EcoAlert: Killer Heat Waves Predicted for U.S. through Century

nrdc.org 

                      Infrared-image-of-nyc-heat-loss-from-city-buildings

By the end of the 21st century, heatwaves caused by global warming could kill 150,000 people who would otherwise live. The US Natural Resources Defense Council (NRDC) estimates how many extreme heat events will hit the US this century, assuming greenhouse gas emissions continue on their current path. Climate models suggest that by 2099 the 40 most populous cities will have approximately eight times as many days of extreme heat per year as today.
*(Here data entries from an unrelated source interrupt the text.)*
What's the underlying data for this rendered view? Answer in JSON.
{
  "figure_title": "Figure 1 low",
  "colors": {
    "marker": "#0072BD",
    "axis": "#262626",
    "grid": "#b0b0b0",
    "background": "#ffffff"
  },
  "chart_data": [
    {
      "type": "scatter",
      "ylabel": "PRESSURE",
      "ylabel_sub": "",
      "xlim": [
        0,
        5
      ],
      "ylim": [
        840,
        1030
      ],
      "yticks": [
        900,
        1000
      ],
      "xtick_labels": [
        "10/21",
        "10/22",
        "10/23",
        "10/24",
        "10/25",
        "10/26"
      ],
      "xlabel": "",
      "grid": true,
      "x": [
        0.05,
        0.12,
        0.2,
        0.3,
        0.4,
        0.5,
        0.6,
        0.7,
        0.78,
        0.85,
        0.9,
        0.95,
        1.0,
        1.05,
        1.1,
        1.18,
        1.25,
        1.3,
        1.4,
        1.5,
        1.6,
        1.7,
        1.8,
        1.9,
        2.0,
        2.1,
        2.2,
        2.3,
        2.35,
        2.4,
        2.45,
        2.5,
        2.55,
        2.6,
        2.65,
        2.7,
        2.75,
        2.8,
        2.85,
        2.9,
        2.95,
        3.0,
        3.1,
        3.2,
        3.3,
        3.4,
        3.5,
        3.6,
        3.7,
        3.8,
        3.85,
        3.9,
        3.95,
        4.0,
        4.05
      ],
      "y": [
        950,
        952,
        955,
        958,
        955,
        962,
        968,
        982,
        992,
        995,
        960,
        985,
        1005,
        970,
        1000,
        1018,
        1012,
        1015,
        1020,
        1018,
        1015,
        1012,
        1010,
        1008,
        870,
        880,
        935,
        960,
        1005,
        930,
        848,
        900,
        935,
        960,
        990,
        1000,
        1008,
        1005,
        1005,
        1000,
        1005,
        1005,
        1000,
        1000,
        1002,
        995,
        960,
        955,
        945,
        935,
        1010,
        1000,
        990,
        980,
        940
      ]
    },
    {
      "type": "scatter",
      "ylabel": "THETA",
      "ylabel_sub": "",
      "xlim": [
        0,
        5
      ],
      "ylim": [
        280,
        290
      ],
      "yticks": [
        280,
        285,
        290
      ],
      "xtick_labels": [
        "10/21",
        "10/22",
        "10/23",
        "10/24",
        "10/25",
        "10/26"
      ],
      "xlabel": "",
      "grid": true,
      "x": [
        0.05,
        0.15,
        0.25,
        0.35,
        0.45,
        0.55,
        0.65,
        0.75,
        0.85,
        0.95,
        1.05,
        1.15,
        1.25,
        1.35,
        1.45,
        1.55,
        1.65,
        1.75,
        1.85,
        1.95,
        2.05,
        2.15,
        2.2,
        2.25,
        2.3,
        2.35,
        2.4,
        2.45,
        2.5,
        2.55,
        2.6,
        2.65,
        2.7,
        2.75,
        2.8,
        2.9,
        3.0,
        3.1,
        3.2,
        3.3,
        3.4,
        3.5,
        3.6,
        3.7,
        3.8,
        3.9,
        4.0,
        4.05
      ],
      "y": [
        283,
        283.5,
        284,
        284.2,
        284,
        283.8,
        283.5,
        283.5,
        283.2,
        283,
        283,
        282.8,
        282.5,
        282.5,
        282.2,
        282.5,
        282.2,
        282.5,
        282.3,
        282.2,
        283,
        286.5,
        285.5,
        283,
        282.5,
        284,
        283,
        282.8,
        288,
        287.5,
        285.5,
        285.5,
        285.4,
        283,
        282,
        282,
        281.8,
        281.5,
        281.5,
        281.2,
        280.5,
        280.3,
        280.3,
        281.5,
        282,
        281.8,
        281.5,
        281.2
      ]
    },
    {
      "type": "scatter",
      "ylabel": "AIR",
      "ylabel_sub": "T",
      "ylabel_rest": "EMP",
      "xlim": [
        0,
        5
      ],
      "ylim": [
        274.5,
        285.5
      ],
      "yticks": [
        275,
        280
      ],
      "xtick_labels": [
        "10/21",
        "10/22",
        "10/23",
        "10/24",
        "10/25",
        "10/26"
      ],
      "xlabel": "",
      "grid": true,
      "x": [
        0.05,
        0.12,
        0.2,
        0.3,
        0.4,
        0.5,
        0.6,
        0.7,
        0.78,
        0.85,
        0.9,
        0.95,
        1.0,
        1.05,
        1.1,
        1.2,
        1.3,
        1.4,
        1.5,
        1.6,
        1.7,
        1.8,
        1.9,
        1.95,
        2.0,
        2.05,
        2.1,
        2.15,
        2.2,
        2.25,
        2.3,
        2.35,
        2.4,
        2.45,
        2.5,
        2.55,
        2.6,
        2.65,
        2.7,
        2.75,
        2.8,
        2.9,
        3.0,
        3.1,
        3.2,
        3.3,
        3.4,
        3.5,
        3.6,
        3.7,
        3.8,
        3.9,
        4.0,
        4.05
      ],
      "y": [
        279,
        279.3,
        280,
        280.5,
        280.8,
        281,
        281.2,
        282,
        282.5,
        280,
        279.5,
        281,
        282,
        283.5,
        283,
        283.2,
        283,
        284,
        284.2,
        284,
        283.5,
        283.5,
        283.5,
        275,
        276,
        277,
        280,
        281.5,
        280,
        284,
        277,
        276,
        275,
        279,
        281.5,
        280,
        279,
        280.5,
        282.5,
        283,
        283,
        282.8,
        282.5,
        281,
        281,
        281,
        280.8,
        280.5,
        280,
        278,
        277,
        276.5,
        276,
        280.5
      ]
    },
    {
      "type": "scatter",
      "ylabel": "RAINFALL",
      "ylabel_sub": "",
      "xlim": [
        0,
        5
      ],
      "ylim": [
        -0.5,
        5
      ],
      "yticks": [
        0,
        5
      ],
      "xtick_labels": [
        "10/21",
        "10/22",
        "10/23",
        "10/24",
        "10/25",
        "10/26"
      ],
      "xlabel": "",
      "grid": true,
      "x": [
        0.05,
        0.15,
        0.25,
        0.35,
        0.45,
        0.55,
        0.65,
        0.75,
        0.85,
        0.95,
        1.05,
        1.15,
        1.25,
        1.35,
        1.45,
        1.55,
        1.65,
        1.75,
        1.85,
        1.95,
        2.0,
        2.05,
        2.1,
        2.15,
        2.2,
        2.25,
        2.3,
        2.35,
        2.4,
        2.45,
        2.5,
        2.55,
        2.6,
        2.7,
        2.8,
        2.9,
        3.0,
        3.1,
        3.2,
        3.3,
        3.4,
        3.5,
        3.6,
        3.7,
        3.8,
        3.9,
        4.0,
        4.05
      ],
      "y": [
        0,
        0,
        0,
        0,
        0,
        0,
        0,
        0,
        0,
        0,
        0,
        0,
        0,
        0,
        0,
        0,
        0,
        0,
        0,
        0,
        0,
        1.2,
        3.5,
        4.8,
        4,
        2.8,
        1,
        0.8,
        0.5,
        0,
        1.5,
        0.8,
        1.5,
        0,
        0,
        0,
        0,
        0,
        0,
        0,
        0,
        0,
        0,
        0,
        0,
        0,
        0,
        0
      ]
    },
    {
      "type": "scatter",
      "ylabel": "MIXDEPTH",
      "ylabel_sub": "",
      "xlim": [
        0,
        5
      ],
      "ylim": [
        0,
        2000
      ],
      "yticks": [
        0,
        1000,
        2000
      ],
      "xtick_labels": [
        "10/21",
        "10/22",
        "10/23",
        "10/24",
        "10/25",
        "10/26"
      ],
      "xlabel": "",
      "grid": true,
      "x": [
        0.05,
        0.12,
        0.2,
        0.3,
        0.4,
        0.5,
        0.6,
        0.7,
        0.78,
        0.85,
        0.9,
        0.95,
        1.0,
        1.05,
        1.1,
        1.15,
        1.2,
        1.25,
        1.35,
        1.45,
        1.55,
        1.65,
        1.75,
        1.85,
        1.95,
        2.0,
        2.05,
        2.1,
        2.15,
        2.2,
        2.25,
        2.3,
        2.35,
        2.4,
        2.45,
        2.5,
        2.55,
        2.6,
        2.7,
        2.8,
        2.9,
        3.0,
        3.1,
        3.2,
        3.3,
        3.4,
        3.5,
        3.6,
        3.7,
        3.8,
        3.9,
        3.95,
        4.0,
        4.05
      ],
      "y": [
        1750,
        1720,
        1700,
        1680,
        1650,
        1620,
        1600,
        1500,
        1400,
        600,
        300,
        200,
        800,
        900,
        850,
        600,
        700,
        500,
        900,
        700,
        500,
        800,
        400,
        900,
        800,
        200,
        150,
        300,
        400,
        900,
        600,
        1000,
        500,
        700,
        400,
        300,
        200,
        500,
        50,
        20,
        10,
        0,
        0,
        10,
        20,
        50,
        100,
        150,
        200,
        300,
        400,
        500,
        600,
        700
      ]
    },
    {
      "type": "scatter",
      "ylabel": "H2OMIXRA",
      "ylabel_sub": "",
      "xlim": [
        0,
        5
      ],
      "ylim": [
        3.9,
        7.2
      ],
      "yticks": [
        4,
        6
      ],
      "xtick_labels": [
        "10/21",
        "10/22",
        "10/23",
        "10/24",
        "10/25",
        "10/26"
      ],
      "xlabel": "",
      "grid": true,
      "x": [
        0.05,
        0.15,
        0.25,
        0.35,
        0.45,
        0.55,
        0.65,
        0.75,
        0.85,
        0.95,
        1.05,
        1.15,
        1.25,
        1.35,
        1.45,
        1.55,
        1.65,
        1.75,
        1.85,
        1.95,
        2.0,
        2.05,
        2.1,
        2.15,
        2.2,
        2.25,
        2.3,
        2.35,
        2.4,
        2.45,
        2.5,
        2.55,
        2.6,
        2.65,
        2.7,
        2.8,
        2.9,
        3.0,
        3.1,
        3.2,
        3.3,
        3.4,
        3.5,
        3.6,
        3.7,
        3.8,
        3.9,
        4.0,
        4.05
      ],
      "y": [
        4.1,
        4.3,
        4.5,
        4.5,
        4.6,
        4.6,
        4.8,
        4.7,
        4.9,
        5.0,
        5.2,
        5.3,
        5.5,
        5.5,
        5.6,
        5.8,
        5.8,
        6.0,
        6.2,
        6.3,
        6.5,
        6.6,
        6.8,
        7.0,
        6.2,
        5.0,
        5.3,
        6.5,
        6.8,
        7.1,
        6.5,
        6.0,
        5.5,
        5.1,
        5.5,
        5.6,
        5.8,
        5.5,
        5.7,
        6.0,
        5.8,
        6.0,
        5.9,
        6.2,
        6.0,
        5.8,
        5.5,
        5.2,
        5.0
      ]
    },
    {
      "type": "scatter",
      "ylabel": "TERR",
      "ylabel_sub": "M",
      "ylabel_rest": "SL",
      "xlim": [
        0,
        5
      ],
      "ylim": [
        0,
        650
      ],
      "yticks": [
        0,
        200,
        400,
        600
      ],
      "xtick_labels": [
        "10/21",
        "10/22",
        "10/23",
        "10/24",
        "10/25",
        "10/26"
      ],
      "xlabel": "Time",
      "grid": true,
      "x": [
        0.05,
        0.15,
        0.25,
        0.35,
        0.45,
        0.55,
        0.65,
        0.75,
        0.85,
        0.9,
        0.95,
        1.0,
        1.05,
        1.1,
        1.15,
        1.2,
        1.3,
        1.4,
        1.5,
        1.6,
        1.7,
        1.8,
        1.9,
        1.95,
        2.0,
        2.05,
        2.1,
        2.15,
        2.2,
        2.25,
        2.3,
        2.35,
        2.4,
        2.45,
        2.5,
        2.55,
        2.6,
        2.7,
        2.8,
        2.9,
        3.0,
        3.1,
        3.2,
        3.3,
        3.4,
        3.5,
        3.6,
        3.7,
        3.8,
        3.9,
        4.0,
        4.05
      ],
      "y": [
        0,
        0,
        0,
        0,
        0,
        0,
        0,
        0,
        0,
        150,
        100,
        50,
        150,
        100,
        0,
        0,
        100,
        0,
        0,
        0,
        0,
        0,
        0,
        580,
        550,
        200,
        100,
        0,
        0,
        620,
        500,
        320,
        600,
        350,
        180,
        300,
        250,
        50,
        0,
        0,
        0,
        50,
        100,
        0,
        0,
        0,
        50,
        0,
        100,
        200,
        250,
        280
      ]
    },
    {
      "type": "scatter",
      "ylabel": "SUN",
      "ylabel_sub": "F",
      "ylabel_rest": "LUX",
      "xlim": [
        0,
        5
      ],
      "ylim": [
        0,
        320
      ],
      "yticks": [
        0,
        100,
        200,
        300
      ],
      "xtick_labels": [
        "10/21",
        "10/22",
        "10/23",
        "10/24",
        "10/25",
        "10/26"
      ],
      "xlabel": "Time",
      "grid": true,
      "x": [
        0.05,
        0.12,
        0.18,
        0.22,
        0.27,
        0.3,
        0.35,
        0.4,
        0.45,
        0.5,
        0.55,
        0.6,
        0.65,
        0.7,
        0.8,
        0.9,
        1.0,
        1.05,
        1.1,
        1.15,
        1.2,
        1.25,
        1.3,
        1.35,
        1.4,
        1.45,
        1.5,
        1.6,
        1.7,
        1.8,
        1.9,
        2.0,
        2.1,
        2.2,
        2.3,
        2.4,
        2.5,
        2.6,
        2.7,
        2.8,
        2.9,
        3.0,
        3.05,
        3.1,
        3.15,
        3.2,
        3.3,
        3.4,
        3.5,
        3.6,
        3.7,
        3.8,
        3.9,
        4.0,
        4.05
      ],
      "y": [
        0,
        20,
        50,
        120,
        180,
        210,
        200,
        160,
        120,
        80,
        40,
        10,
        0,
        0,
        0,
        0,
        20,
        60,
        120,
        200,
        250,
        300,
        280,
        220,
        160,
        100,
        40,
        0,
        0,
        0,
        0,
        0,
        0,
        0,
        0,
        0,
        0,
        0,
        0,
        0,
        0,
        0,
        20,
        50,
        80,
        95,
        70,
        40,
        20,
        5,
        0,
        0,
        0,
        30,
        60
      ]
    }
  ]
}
About 1330 Americans die each year from extreme heat events. That figure will rise to about 4600 by 2099, giving a total of more than 150,000 extra deaths by the end of the century, according to the report – "Killer Summer Heat: Projected death toll from rising temperatures in America due to climate change."Louisville in Kentucky will be the most imapcted city, with an extra 19,000 deaths by 2099. By comparision, the European heatwave of 2003 killed 35,000 people.

The figure may actually be an underestimate, because the US population is ageing and older people are more vulnerable to heat.

Cities can use forecasting systems to warn people of imminent heatwaves and protect at-risk residents, says the NRDC's climate and clean air campaign director Peter Altman. "But no preventive measures can keep up with the added risk due to rising temperatures, so the other solution is to reduce the pollution driving climate change."